Bushwhacked Cinema
Jonathan Rosenbaum
When the history of American movies during the eight-year reign of George W. Bush (2001-2009) eventually comes to be written, one might hypothesize that the commercial development of the mobile phone during the 1980s and 1990s and the introduction of the iPod during the first year Bush took office were crucial in setting the stage for some of the basic conditions of that era. Arguably for the first time, one could easily sustain one’s ignorance about and indifference to one’s fellow citizens even while sharing the same public space with them–on the street or in other public locations dedicated to some form of transport: terminals, buses, subways, trains, planes, fairgrounds, theme parks, and, above all, cinemas.

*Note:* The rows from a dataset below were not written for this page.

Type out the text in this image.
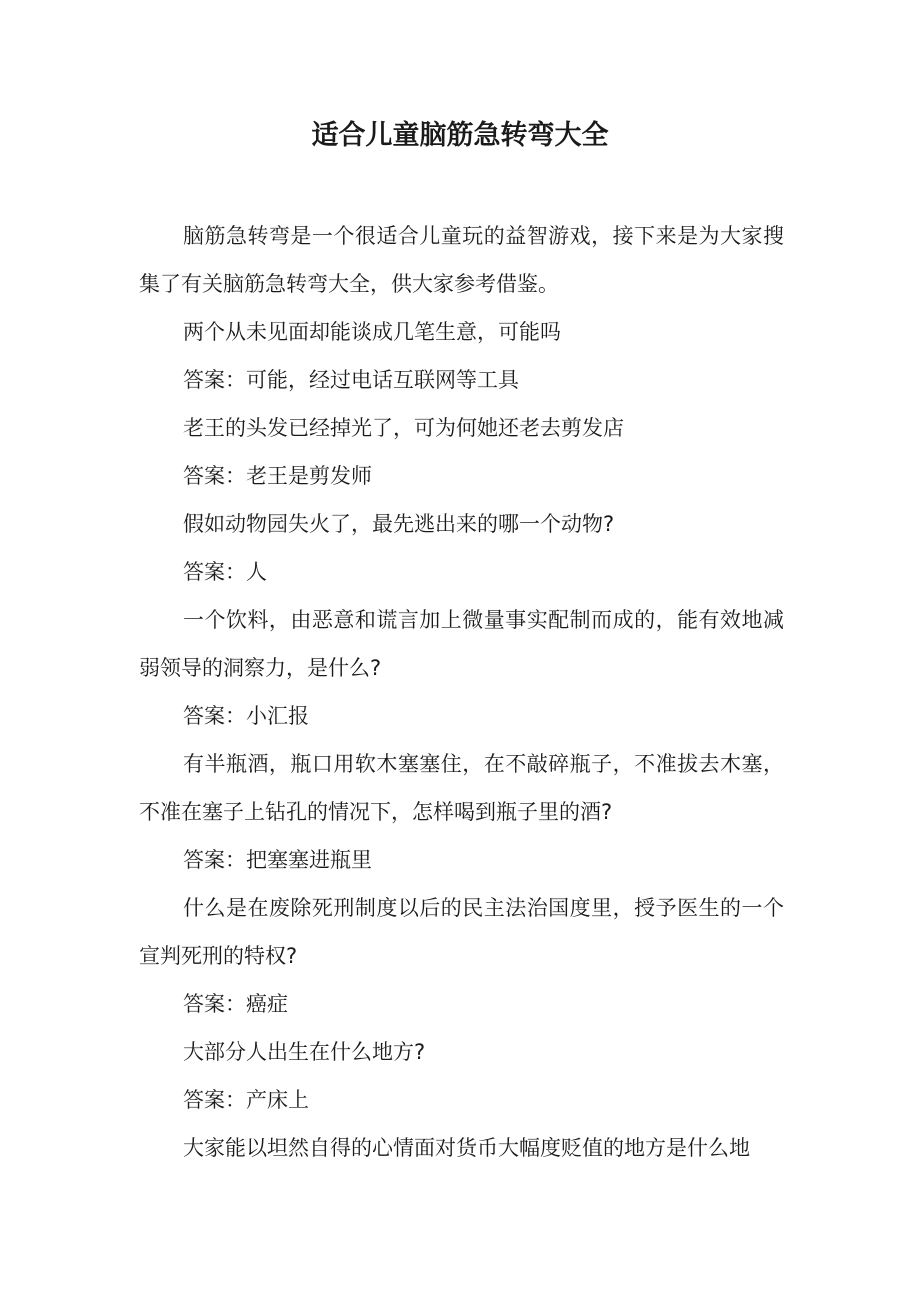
适合儿童脑筋急转弯大全

脑筋急转弯是一个很适合儿童玩的益智游戏，接下来是为大家搜集了有关脑筋急转弯大全，供大家参考借鉴。

两个从未见面却能谈成几笔生意，可能吗

答案：可能，经过电话互联网等工具

老王的头发已经掉光了，可为何她还老去剪发店

答案：老王是剪发师

假如动物园失火了，最先逃出来的哪一个动物?

答案：人

一个饮料，由恶意和谎言加上微量事实配制而成的，能有效地减弱领导的洞察力，是什么?

答案：小汇报

有半瓶酒，瓶口用软木塞塞住，在不敲碎瓶子，不准拔去木塞，不准在塞子上钻孔的情况下，怎样喝到瓶子里的酒?

答案：把塞塞进瓶里

什么是在废除死刑制度以后的民主法治国度里，授予医生的一个宣判死刑的特权?

答案：癌症

大部分人出生在什么地方?

答案：产床上

大家能以坦然自得的心情面对货币大幅度贬值的地方是什么地
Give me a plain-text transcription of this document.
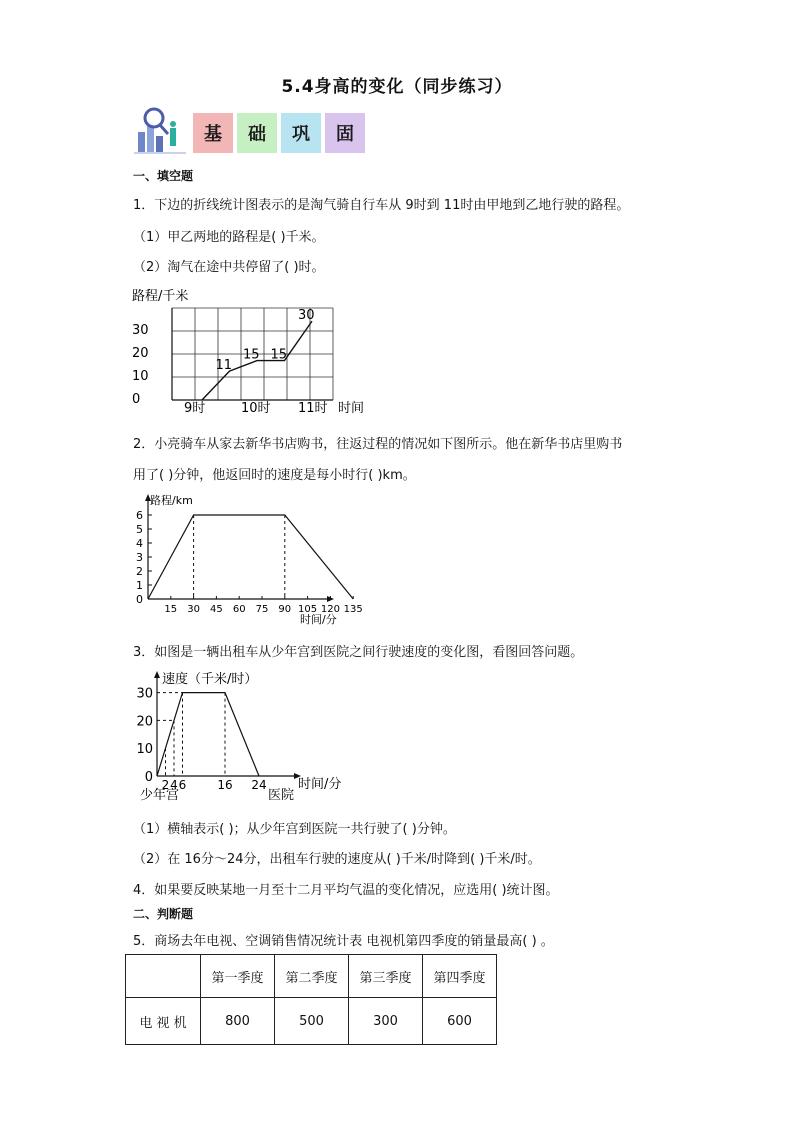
5.4身高的变化（同步练习）
基	础	巩	固
一、填空题
1．下边的折线统计图表示的是淘气骑自行车从 9时到 11时由甲地到乙地行驶的路程。
（1）甲乙两地的路程是( )千米。
（2）淘气在途中共停留了( )时。
路程/千米
30
20
10
0
9时	10时 11时 时间
11
15 15
30
2．小亮骑车从家去新华书店购书，往返过程的情况如下图所示。他在新华书店里购书
用了( )分钟，他返回时的速度是每小时行( )km。
路程/km
0
1
2
3
4
5
6
15 30 45 60 75 90 105 120 135
时间/分
3．如图是一辆出租车从少年宫到医院之间行驶速度的变化图，看图回答问题。
速度（千米/时）
0
10
20
30
2 4 6	16 24 时间/分
少年宫	医院
（1）横轴表示( )；从少年宫到医院一共行驶了( )分钟。
（2）在 16分～24分，出租车行驶的速度从( )千米/时降到( )千米/时。
4．如果要反映某地一月至十二月平均气温的变化情况，应选用( )统计图。
二、判断题
5．商场去年电视、空调销售情况统计表 电视机第四季度的销量最高( ) 。
	第一季度	第二季度	第三季度	第四季度
电 视 机	800	500	300	600
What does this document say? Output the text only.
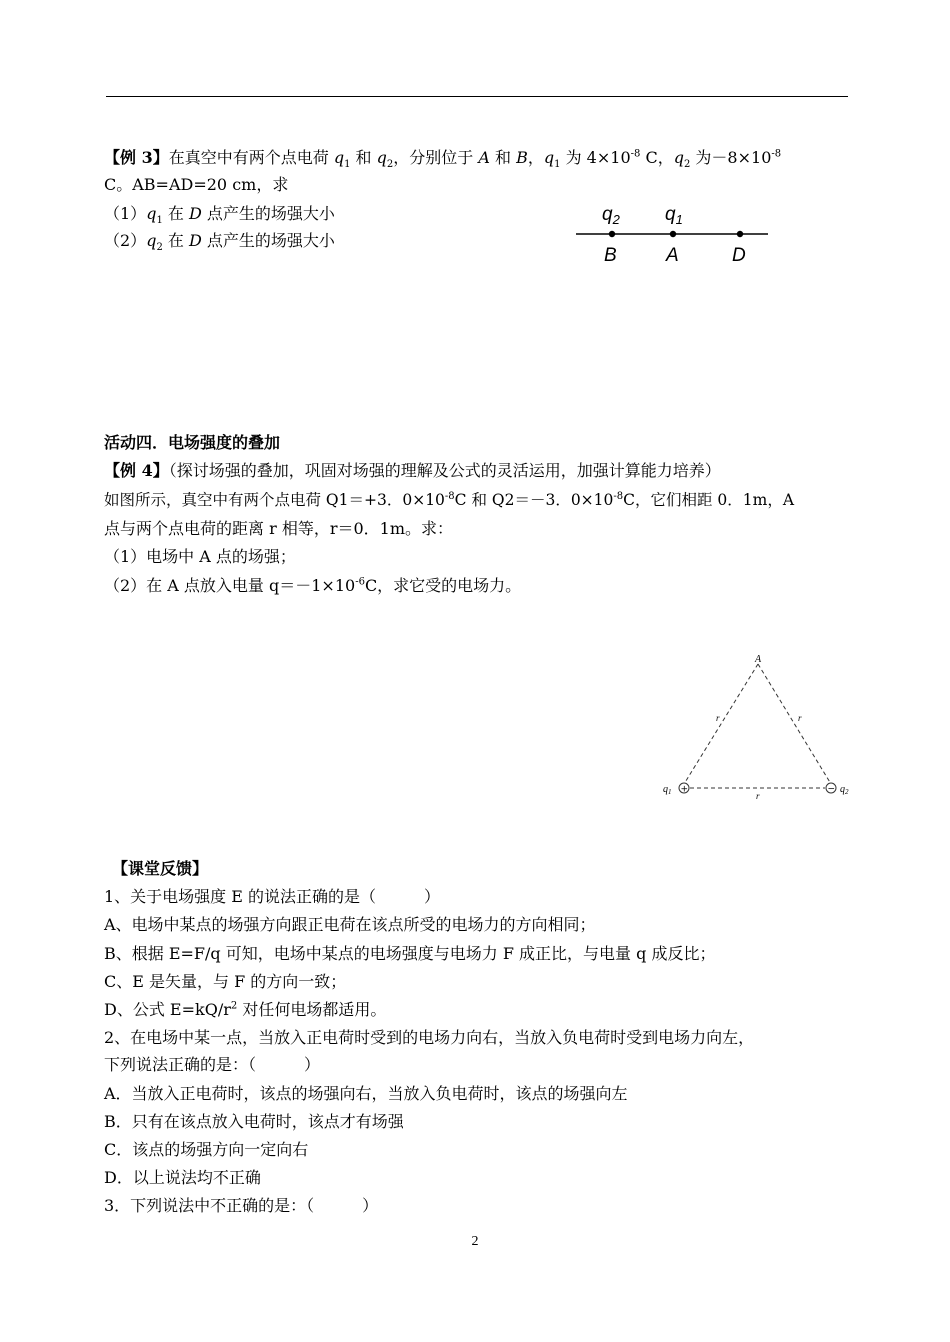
【例 3】在真空中有两个点电荷 $q_1$ 和 $q_2$，分别位于 A 和 B，$q_1$ 为 $4\times 10^{-8}$ C，$q_2$ 为$-8\times 10^{-8}$
C。AB=AD=20 cm，求
$(1)q_1$ 在 D 点产生的场强大小
$(2)q_2$ 在 D 点产生的场强大小
$q_2$ $q_1$
B	A	D
活动四．电场强度的叠加
【例 4】（探讨场强的叠加，巩固对场强的理解及公式的灵活运用，加强计算能力培养）
如图所示，真空中有两个点电荷 Q1＝+3．$0\times 10^{-8}C$ 和 Q2＝－3．$0\times 10^{-8}C$，它们相距 0．1m，A
点与两个点电荷的距离 r 相等，r＝0．1m。求：
（1）电场中 A 点的场强；
（2）在 A 点放入电量 $q=-1\times 10^{-6}C$，求它受的电场力。
A
r	r
r
+	−
$q_1$	$q_2$
【课堂反馈】
1、关于电场强度 E 的说法正确的是（　　　）
A、电场中某点的场强方向跟正电荷在该点所受的电场力的方向相同；
B、根据 E=F/q 可知，电场中某点的电场强度与电场力 F 成正比，与电量 q 成反比；
C、E 是矢量，与 F 的方向一致；
D、公式 $E=kQ/r^2$ 对任何电场都适用。
2、在电场中某一点，当放入正电荷时受到的电场力向右，当放入负电荷时受到电场力向左，
下列说法正确的是：（　　　）
A．当放入正电荷时，该点的场强向右，当放入负电荷时，该点的场强向左
B．只有在该点放入电荷时，该点才有场强
C．该点的场强方向一定向右
D．以上说法均不正确
3．下列说法中不正确的是：（　　　）
2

So the phenomenon of a U.S. President who, to all appearances, preferred to remain blissfully (and strategically) ignorant about the news and the overall state of the world, and ran his office accordingly, was part and parcel of this growing trend to eliminate the public sphere from American life and subdivide the entire culture and society into `special interest’ groups and niche markets. Not that the news itself as it was reported in the U.S. was necessarily indicative of what was happening. In the freedom-of-the-press rankings done annually for 169 countries by Reporters Without Borders, the U.S. plunged from 17th place in 2002 to 53rd in 2006, with only a minor upswing to 48th place in 2007. (By contrast, the U.K. fluctuated between 21st and 28th place over the same period, with the Scandinavian countries, Ireland, and Canada leading all the others.)
During the same period, mainstream moviegoing continued its gradual shift from being a community activity, which it was during roughly the first half of the 20th century, to being for the most part either a public activity for teenagers and preteens or a private activity conducted in homes. Yet at the same time, outspoken films critiquing the U.S. occupation of Iraq and Afghanistan–popularly known as “the war in Iraq and Afghanistan”—-began to proliferate. Some of these were documentaries such as Iraq in Fragments, The War Tapes, The Torture Question, and Gunner Palace, which, like Michael Moore’s Fahrenheit 9/11, performed the essential task of reporting basic information that the U.S. news had mainly failed to report. Some fiction films, such as Paul Haggis’s In the Valley of Elah (which featured arguably better and more detailed work by both cinematographer Roger Deakins and actor Tommy Lee Jones than the more Oscar-friendly and apolitical No County for Old Men), mainly decried the devastating effect that the horrors of the occupation was having on American servicemen; a few others, notably Brian De Palma’s Redacted (which borrowed a page or two from his 1989 Casualties of War), protested the inhuman treatment of innocent local citizens. There were still other important features that dealt with the occupations indirectly—-perhaps most notably Clint Eastwood’s memorable diptych Flags of Our Fathers and Letters from Iowa Jima, which arguably wouldn’t have materialized when they did if there hadn’t been a pressing need to rethink some of the basic postulates regarding American idealism in relation to warfare.